What’s weird about her confliction is how she tells me she want kids. Her mom wasn't the best mom in the world and she’s scared to put her kids through that. It’s in her genes she says. But still, she loves them. She says she wants one or two little brats to run around. I always wanted to be a parent, she says. Even though the thought of being anything like her mother petrifies her. She loves the cold; something I’ll never understand, though being brought up in what feels like a desert probably has that effect on you. She wants to go as north as possible, Alaska even, which I can’t even begin to understand. She loves going out, spending time outside. She says the outdoors is wonderful until it burns her pale skin. She loves big groups and the feeling of belonging somewhere, being loved and needed. I hate outside and I hate big groups. 

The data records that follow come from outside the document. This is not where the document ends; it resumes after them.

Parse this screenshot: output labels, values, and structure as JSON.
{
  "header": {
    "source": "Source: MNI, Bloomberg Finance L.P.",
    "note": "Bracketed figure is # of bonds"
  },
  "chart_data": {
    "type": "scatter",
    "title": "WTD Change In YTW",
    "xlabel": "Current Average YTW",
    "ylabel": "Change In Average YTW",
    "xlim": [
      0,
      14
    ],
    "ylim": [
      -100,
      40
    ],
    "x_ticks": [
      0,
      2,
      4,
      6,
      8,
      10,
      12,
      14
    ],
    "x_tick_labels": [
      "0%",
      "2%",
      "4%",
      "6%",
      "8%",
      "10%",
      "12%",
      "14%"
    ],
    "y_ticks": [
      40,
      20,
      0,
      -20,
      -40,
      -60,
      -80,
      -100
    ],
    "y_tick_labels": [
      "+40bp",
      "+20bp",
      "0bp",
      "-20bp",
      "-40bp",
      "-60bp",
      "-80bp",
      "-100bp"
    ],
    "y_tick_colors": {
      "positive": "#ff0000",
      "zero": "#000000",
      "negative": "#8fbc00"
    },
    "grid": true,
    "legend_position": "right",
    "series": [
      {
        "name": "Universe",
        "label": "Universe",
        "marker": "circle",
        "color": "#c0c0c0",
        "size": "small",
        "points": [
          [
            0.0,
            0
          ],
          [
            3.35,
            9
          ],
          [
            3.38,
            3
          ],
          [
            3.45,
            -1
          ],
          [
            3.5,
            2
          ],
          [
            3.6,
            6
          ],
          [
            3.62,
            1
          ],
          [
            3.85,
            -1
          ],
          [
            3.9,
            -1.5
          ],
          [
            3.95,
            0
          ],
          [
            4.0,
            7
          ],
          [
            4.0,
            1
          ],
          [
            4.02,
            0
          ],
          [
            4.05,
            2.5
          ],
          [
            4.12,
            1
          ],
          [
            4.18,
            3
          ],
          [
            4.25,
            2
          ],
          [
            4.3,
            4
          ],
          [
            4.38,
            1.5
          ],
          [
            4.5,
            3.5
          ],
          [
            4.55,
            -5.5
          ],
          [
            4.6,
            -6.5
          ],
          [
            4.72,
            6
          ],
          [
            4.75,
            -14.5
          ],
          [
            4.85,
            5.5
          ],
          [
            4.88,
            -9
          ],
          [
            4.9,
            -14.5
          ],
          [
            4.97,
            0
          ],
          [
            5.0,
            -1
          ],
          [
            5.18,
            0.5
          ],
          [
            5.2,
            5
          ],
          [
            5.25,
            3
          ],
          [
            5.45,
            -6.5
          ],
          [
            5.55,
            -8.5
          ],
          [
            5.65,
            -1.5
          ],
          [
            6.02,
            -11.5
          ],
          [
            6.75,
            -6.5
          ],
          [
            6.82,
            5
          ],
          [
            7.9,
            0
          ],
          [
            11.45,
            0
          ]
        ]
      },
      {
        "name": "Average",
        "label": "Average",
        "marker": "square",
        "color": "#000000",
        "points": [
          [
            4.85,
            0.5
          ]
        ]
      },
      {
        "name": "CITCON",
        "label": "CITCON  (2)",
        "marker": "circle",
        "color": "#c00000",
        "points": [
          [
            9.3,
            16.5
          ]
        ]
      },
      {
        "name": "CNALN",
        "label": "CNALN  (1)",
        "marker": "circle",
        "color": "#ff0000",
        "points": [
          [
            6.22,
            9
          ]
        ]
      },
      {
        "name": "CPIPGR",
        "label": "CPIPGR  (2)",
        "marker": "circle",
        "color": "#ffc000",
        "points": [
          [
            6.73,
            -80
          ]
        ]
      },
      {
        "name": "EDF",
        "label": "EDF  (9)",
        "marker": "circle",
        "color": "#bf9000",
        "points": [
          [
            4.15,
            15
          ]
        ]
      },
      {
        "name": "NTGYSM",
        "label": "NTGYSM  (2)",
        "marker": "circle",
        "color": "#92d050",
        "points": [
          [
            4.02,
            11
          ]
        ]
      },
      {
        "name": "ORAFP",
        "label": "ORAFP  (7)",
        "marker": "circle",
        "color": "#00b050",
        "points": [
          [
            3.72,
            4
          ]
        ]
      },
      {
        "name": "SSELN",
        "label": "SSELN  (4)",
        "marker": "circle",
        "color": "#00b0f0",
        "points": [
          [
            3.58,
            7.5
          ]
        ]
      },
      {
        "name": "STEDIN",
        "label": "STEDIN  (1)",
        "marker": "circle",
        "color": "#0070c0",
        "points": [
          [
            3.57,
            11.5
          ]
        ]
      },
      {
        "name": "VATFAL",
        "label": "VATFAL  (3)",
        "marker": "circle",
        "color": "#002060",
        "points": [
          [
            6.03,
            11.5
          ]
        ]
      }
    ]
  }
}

If I could I’d stay in my house all the time. It’s got everything I need anyway. Big groups make me anxious and nervous and I always preferred to be by my lonesome. She’s ambitious and hardworking and I’m a slacker. She’s a perfectionist and wants everything to be perfect. I’m happy with whatever I do, no matter how shitty it is. She’s going places that I know I’m not. I don’t have the guts or the strength. Even when we are out, when I look noticeably awkward, she looks at me as if to say ''Just fight with me. Act Normal. Come on, we can't hide away forever.''


 She is a wolf, a wave on the sea, a foreign language.


 She is home.


My character is actually writing his own prose throughout the novel, and I will dish in and out of this narrative. Not sure who ''she'' is or where she is going but I don't think ''she'' does either.